The sisters’ visit was made possible through the U.S.-Latin American Sisters Exchange Program, a partnership between Catholic Extension and Saint Mary’s. As a part of the program, the sisters serve as missionaries in underserved Latino communities across the U.S. while also receiving degrees from Saint Mary’s University of Minnesota.
The sisters (42 total) have been enrolled in the university’s Health and Human Services programs online since 2019, with 28 of the students working toward an online bachelor’s program and 14 completing a master’s degree. Once the sisters complete their degrees, they will take their knowledge, and their newfound Lasallian charism back with them to their home countries, where they will lead and nurture their congregations.
The sisters completed one class, while also becoming acquainted with students, staff, and faculty. Experiencing Winona Campus life to the fullest, they enjoyed meals in the dining hall, enjoyed a mariachi band, and attended the university’s student musical variety show, Blue Angel. The sisters also celebrated Mass with Father James Burns, IVD, Ph.D, Saint Mary’s president, and the Most Rev. John Quinn, AFSC, D.D., Bishop of the Diocese of Winona-Rochester, and visited the Shrine of Our Lady of Guadalupe in La Crosse, Wis.

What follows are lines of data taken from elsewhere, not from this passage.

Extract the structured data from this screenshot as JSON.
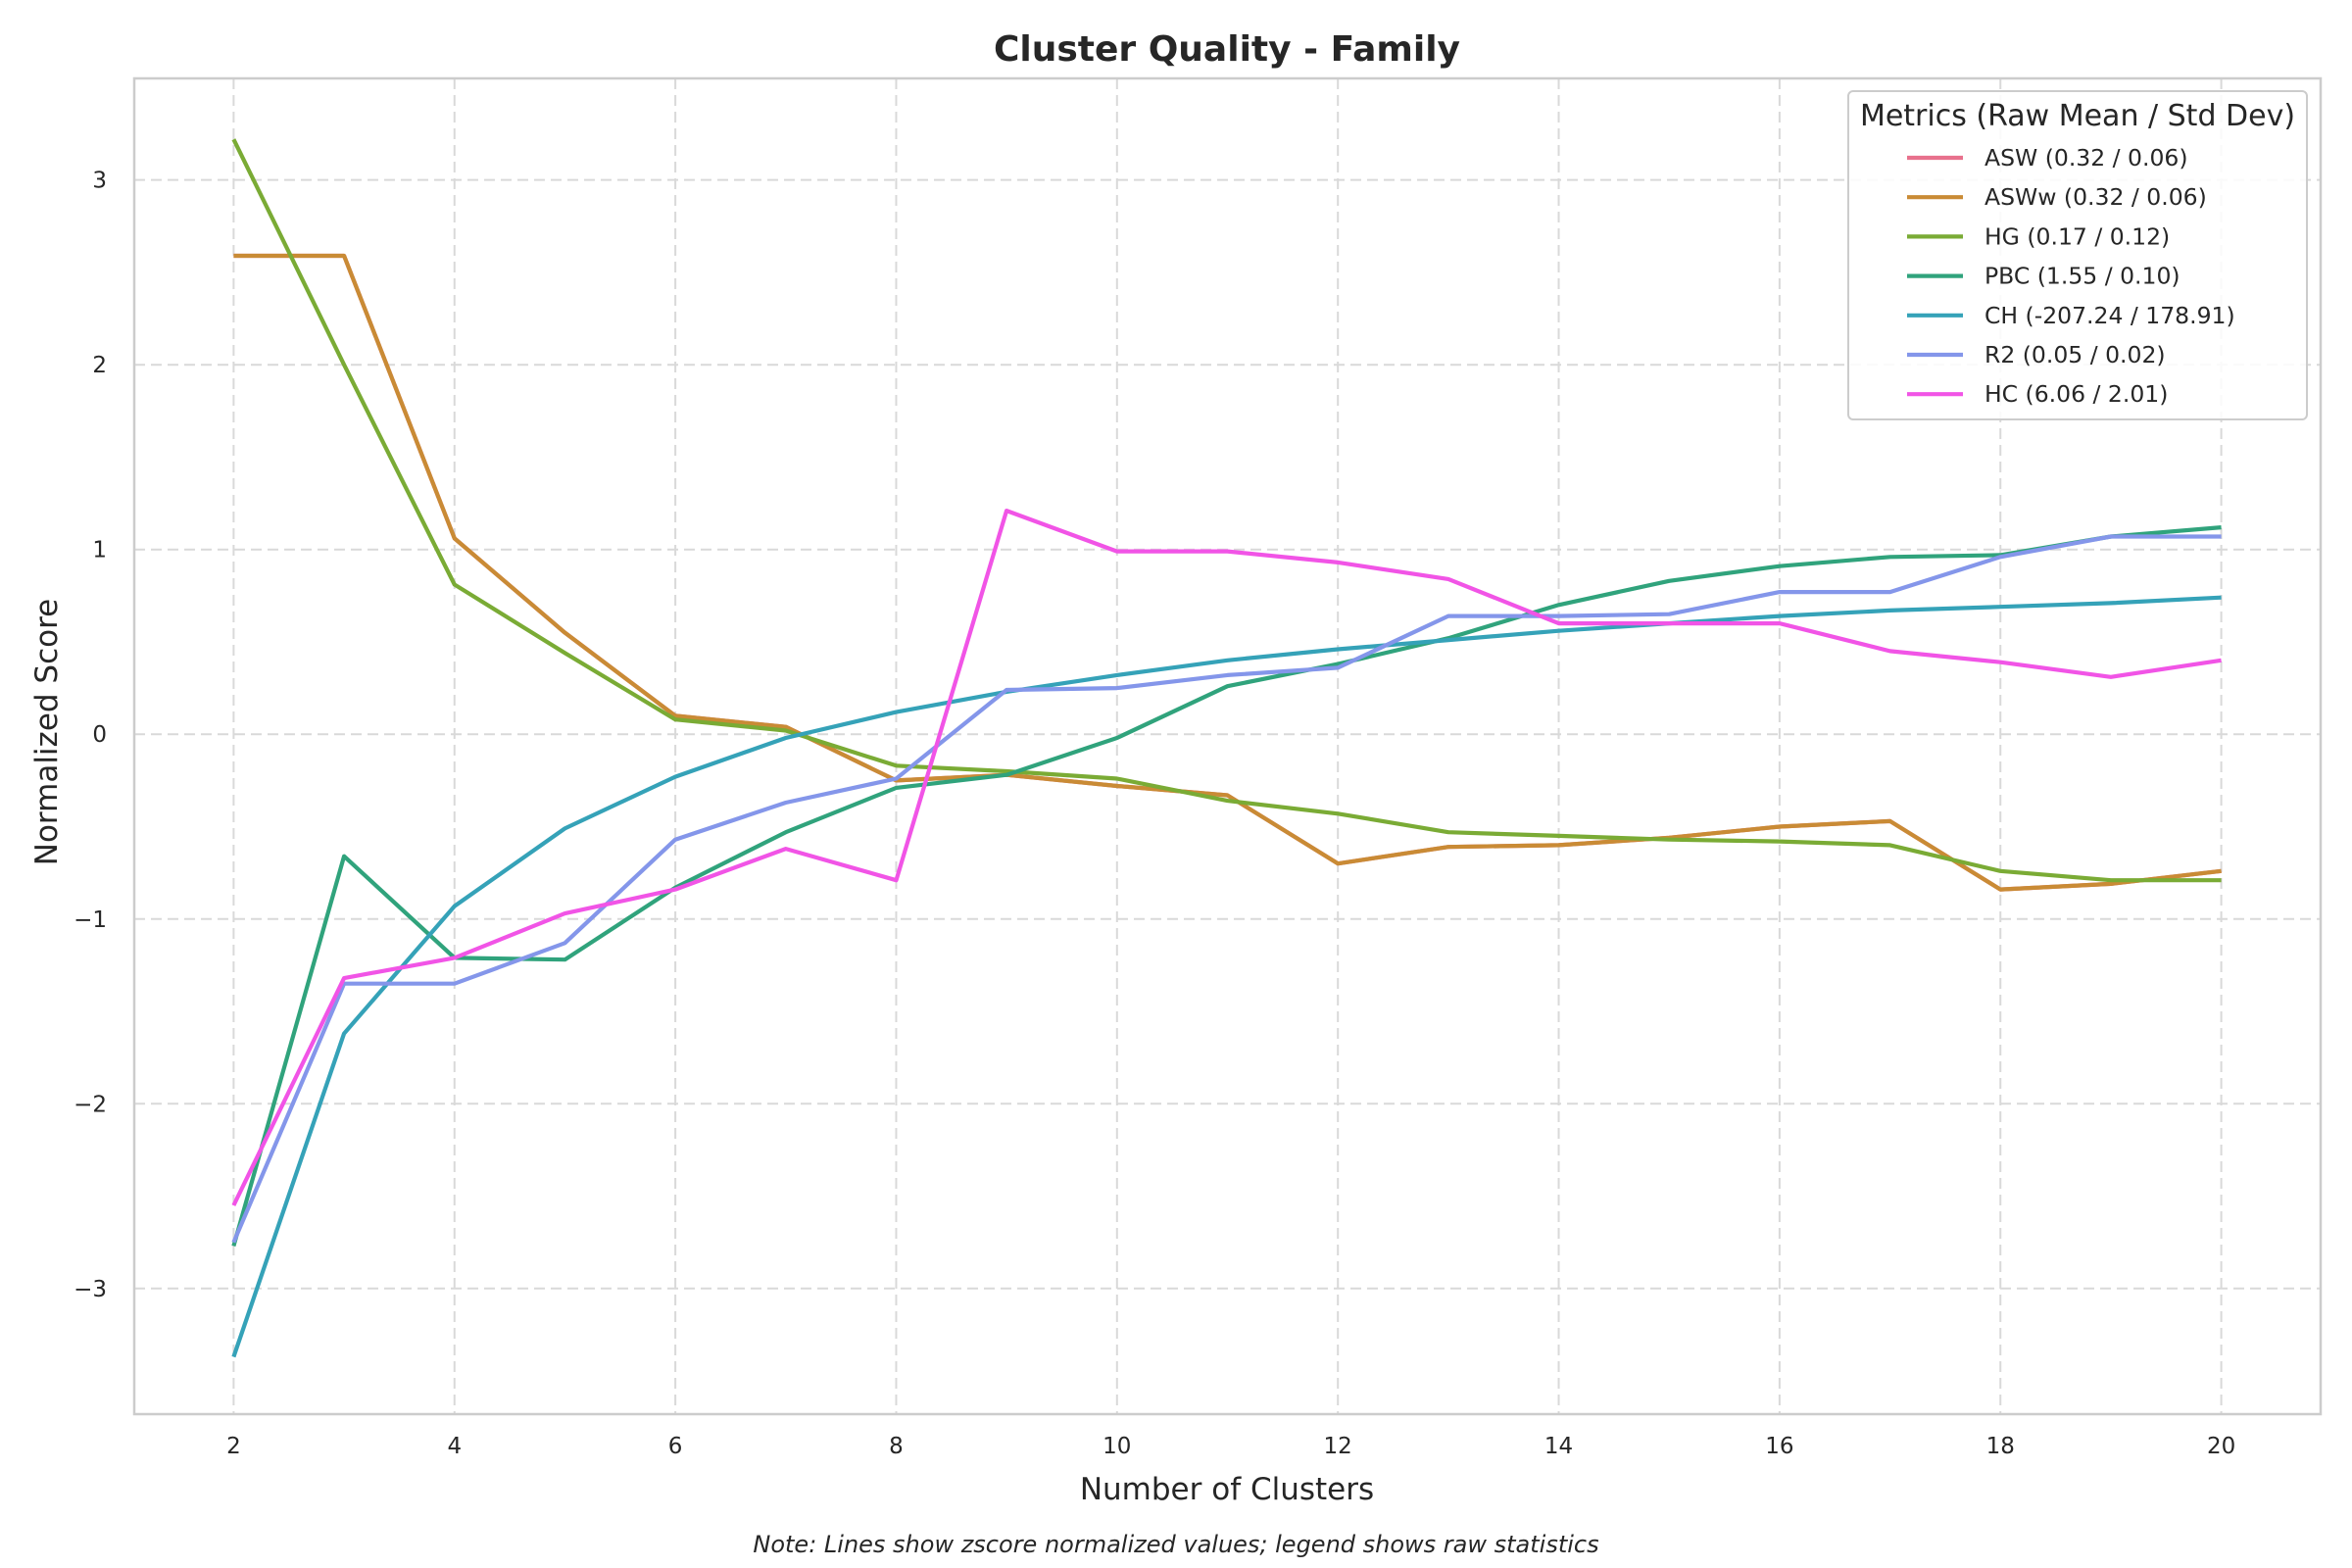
{
  "chart_data": {
    "type": "line",
    "title": "Cluster Quality - Family",
    "xlabel": "Number of Clusters",
    "ylabel": "Normalized Score",
    "note": "Note: Lines show zscore normalized values; legend shows raw statistics",
    "xlim": [
      1.1,
      20.9
    ],
    "ylim": [
      -3.68,
      3.55
    ],
    "xticks": [
      2,
      4,
      6,
      8,
      10,
      12,
      14,
      16,
      18,
      20
    ],
    "yticks": [
      -3,
      -2,
      -1,
      0,
      1,
      2,
      3
    ],
    "ytick_labels": [
      "−3",
      "−2",
      "−1",
      "0",
      "1",
      "2",
      "3"
    ],
    "grid": true,
    "legend": {
      "title": "Metrics (Raw Mean / Std Dev)",
      "placement": "top-right"
    },
    "x": [
      2,
      3,
      4,
      5,
      6,
      7,
      8,
      9,
      10,
      11,
      12,
      13,
      14,
      15,
      16,
      17,
      18,
      19,
      20
    ],
    "series": [
      {
        "name": "ASW (0.32 / 0.06)",
        "color": "#e8718d",
        "values": [
          2.59,
          2.59,
          1.06,
          0.55,
          0.1,
          0.04,
          -0.25,
          -0.22,
          -0.28,
          -0.33,
          -0.7,
          -0.61,
          -0.6,
          -0.56,
          -0.5,
          -0.47,
          -0.84,
          -0.81,
          -0.74
        ]
      },
      {
        "name": "ASWw (0.32 / 0.06)",
        "color": "#c98b35",
        "values": [
          2.59,
          2.59,
          1.06,
          0.55,
          0.1,
          0.04,
          -0.25,
          -0.22,
          -0.28,
          -0.33,
          -0.7,
          -0.61,
          -0.6,
          -0.56,
          -0.5,
          -0.47,
          -0.84,
          -0.81,
          -0.74
        ]
      },
      {
        "name": "HG (0.17 / 0.12)",
        "color": "#7aab35",
        "values": [
          3.22,
          2.0,
          0.81,
          0.44,
          0.08,
          0.02,
          -0.17,
          -0.2,
          -0.24,
          -0.36,
          -0.43,
          -0.53,
          -0.55,
          -0.57,
          -0.58,
          -0.6,
          -0.74,
          -0.79,
          -0.79
        ]
      },
      {
        "name": "PBC (1.55 / 0.10)",
        "color": "#30a37c",
        "values": [
          -2.77,
          -0.66,
          -1.21,
          -1.22,
          -0.83,
          -0.53,
          -0.29,
          -0.22,
          -0.02,
          0.26,
          0.38,
          0.52,
          0.7,
          0.83,
          0.91,
          0.96,
          0.97,
          1.07,
          1.12
        ]
      },
      {
        "name": "CH (-207.24 / 178.91)",
        "color": "#35a2b8",
        "values": [
          -3.37,
          -1.62,
          -0.93,
          -0.51,
          -0.23,
          -0.02,
          0.12,
          0.23,
          0.32,
          0.4,
          0.46,
          0.51,
          0.56,
          0.6,
          0.64,
          0.67,
          0.69,
          0.71,
          0.74
        ]
      },
      {
        "name": "R2 (0.05 / 0.02)",
        "color": "#8496ea",
        "values": [
          -2.75,
          -1.35,
          -1.35,
          -1.13,
          -0.57,
          -0.37,
          -0.24,
          0.24,
          0.25,
          0.32,
          0.36,
          0.64,
          0.64,
          0.65,
          0.77,
          0.77,
          0.96,
          1.07,
          1.07
        ]
      },
      {
        "name": "HC (6.06 / 2.01)",
        "color": "#f154e6",
        "values": [
          -2.55,
          -1.32,
          -1.21,
          -0.97,
          -0.84,
          -0.62,
          -0.79,
          1.21,
          0.99,
          0.99,
          0.93,
          0.84,
          0.6,
          0.6,
          0.6,
          0.45,
          0.39,
          0.31,
          0.4
        ]
      }
    ]
  }
}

A fun and useful connection, the sisters interacted with students from Karen Sorvaag’s Advanced Literacy Methods course. During the meeting, the sisters pracited their English conversational skills and learned about Minnesota and the Midwest. The meeting was a kick-off to the spring semester Conversation Partner experience that the Advanced Literacy Methods students will facilitate with volunteers from the U.S.-Latin American Sisters Exchange Program. As a part of the experience, students will have the chance to practice a variety of multilingual learning strategies while the sisters will continue to practice their English skills.
The visit also provided these women with an opportunity to learn firsthand about Lasallian traditions and values. Brother Larry Schatz, FSC, provided the sisters with a lesson on the school’s Lasallian heritage, and they also had the opportunity to share dinner with the De La Salle Chrsitian Brothers.
“The sisters were able to identify with the Lasallian charism and values, and now they can carry that on in their mission,” said Robertolino Vargas Guerrero, program director for the initiative. “Leaving Saint Mary’s, they feel more Lasallian.”
While in Minnesota, Catholic Extension also thought it was important for the sisters to visit George Floyd Square, where they prayed and sang in memory of George Floyd. Their visit to the memorial was covered by KSTP-TV and the Catholic Spirit, the official newspaper of the Archdiocese of Saint Paul and Minneapolis.
Those on campus who were able to interact with the sisters say it was rewarding, citing the excitement they felt from the sisters the moment they stepped foot on campus.
“The sisters were very upbeat, positive, and so appreciative of anything we did the whole time. They were just ecstatic of the experience. I think they inspired themselves, and they inspired us because they were so positive and wanted to know about Saint Mary’s and the culture of Minnesota,” said Susan Jarosak, who oversees the academic programs the sisters are enrolled in. “Their visit was the highlight of my year. With COVID-19 and everything else, having all these inspirational women on campus, praying, singing, and dancing, it was wonderful.”